After completing the experiment, the experimental apparatus should first be washed under a fume hood using a mildly basic solution that is harmless to humans, followed by rinsing with water and drying. MMH dissolves in water, but NTO reacts with water to produce nitric acid, nitrous acid, and nitrogen oxides. Therefore, if the residual oxidizer is not neutralized before washing with water, the apparatus may corrode. Researchers at the University of Alabama in Huntsville reported that all experimental apparatus that came into contact with the propellant, including used needles and syringes, are initially washed with a 2-4% dilute sodium hydroxide solution [38,39]. NASA researchers mentioned that mixing a small amount of MMH with a large quantity of water and discharging it into the sewage system is the simplest disposal method [75]. Wastewater from washing the apparatus can be discharged into the sewage system, as MMH solutions below 1% are not classified as hazardous substances [5].
4. Conclusions
This paper analyzes experimental research trends on hypergolic propellants and establishes safe handling guidelines based on previous studies conducted by research institutes.
Hypergolic propellants are essential elements in spacecraft development, and various combustion phenomena have been studied through diverse experiments conducted by several international research institutes. Major experiments include drop tests, impinging jet tests, flame structure observation experiments, and non-ignition evaluations, each of which can be utilized differently depending on the research objectives. For evaluating propellant performance, drop tests are suitable, while validating the reaction mechanism of gas-phase reactions requires both drop tests and counterflow flame experiments.

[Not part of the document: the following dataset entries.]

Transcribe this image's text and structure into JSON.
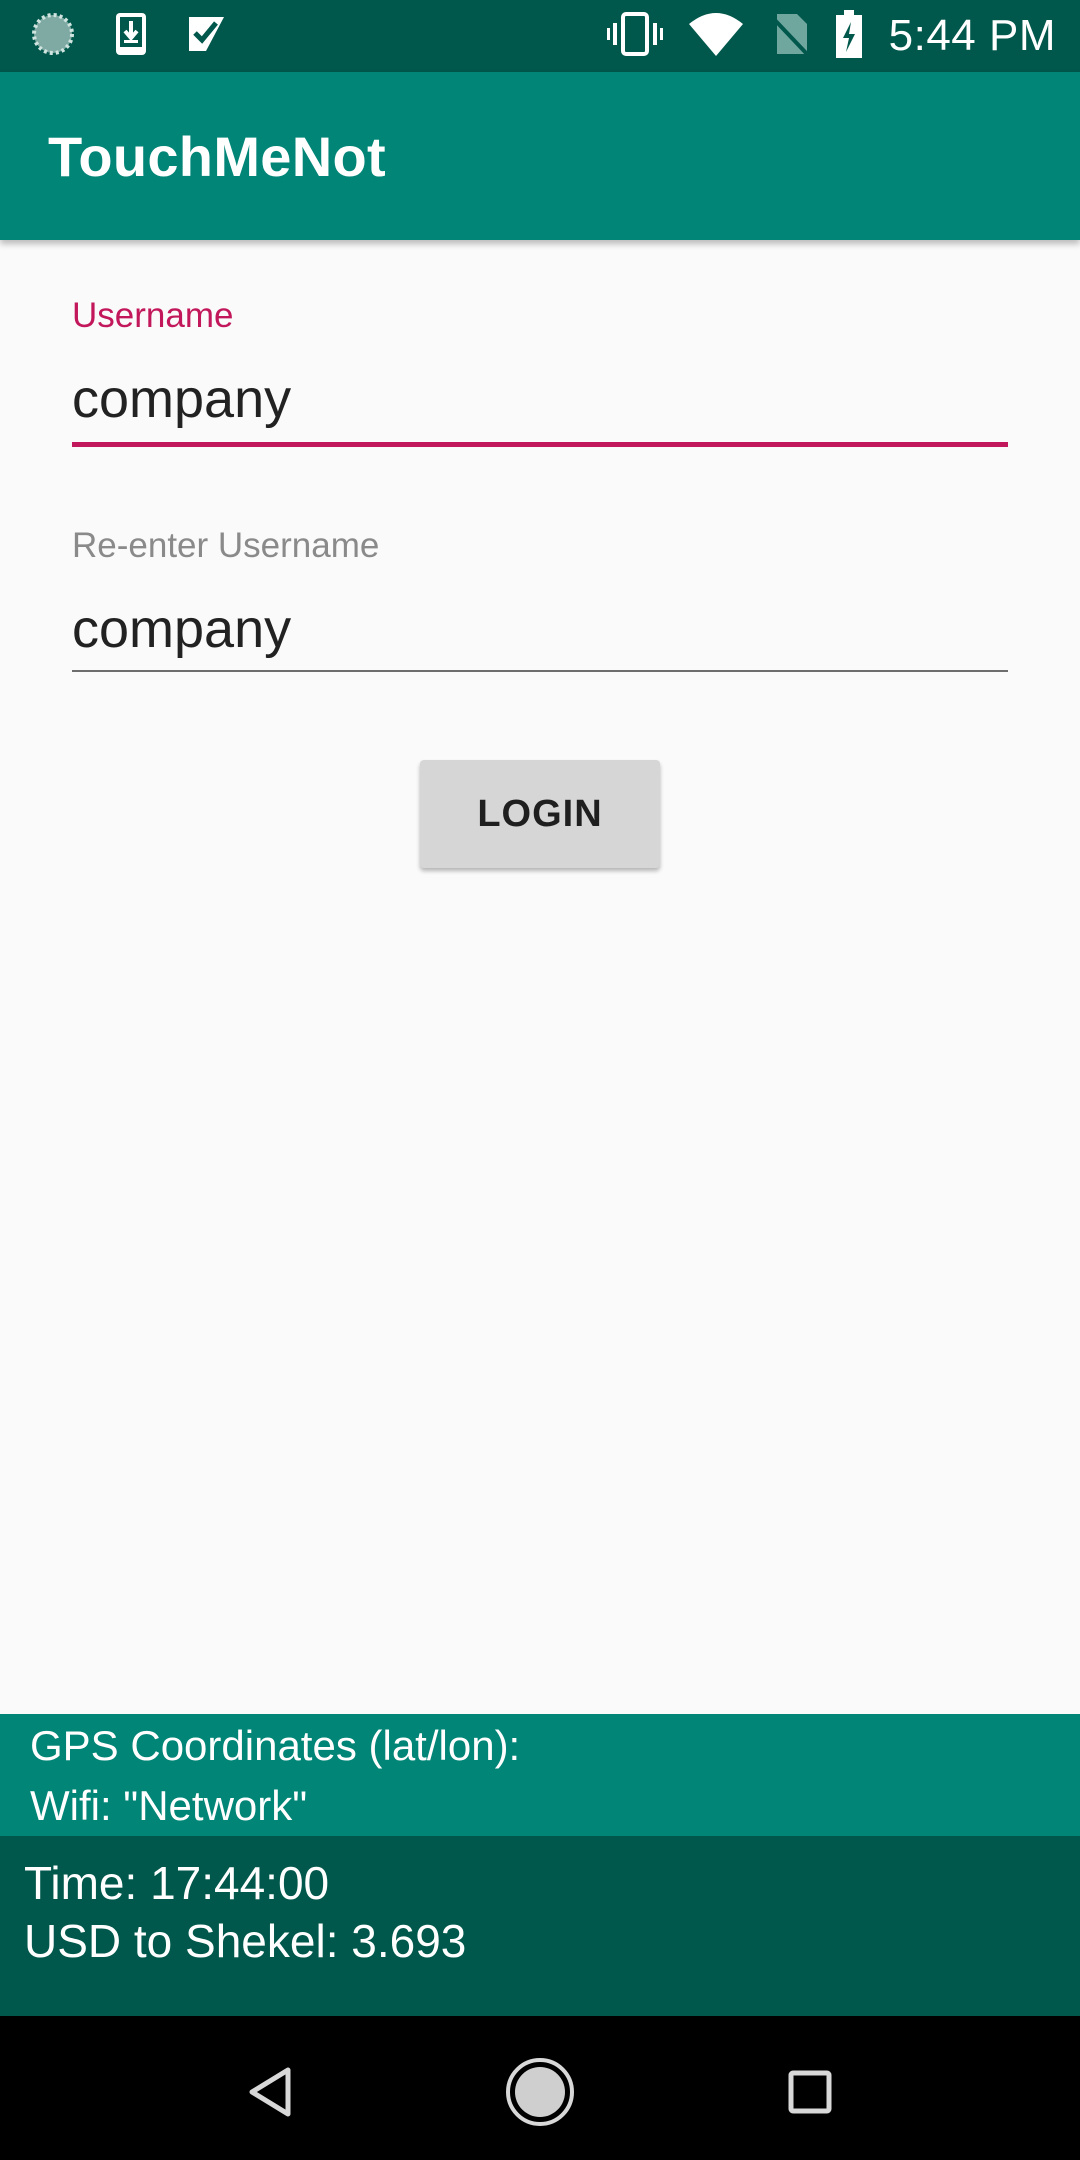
{
  "status_bar": {
    "time": "5:44 PM",
    "left_icons": [
      "loading-indicator-icon",
      "download-icon",
      "checklist-icon"
    ],
    "right_icons": [
      "vibrate-icon",
      "wifi-icon",
      "no-sim-icon",
      "battery-charging-icon"
    ]
  },
  "app_bar": {
    "title": "TouchMeNot"
  },
  "form": {
    "username_label": "Username",
    "username_value": "company",
    "reenter_label": "Re-enter Username",
    "reenter_value": "company",
    "login_label": "LOGIN"
  },
  "info": {
    "gps": "GPS Coordinates (lat/lon):",
    "wifi": "Wifi: \"Network\"",
    "time": "Time: 17:44:00",
    "rate": "USD to Shekel: 3.693"
  },
  "colors": {
    "primary": "#008577",
    "primary_dark": "#00574b",
    "accent": "#c2185b"
  }
}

To analyze the flame structure of fuel droplets, droplet combustion experiments must be conducted, and non-ignition evaluations are necessary to verify the reaction mechanism of liquid-phase reactions.
To achieve objectives such as the lunar lander launch and reusable spacecraft development, research on hypergolic propellants must also be conducted in Korea. However, due to the high toxicity of hypergolic propellants, research on safe handling guidelines must be conducted before experiments are performed. This paper presents safe handling guidelines to enable researchers to conduct experiments safely, covering the establishment of an experimental environment, the selection of appropriate materials, the use of personal protective equipment, methods for propellant storage and filling, and post-experiment procedures.
It is hoped that researchers intending to conduct future experimental studies on hypergolic propellants will use this paper as a foundational reference to design experiments suited to their respective objectives and conduct them safely. Through this, it is expected that research on hypergolic propellants will be further promoted in Korea.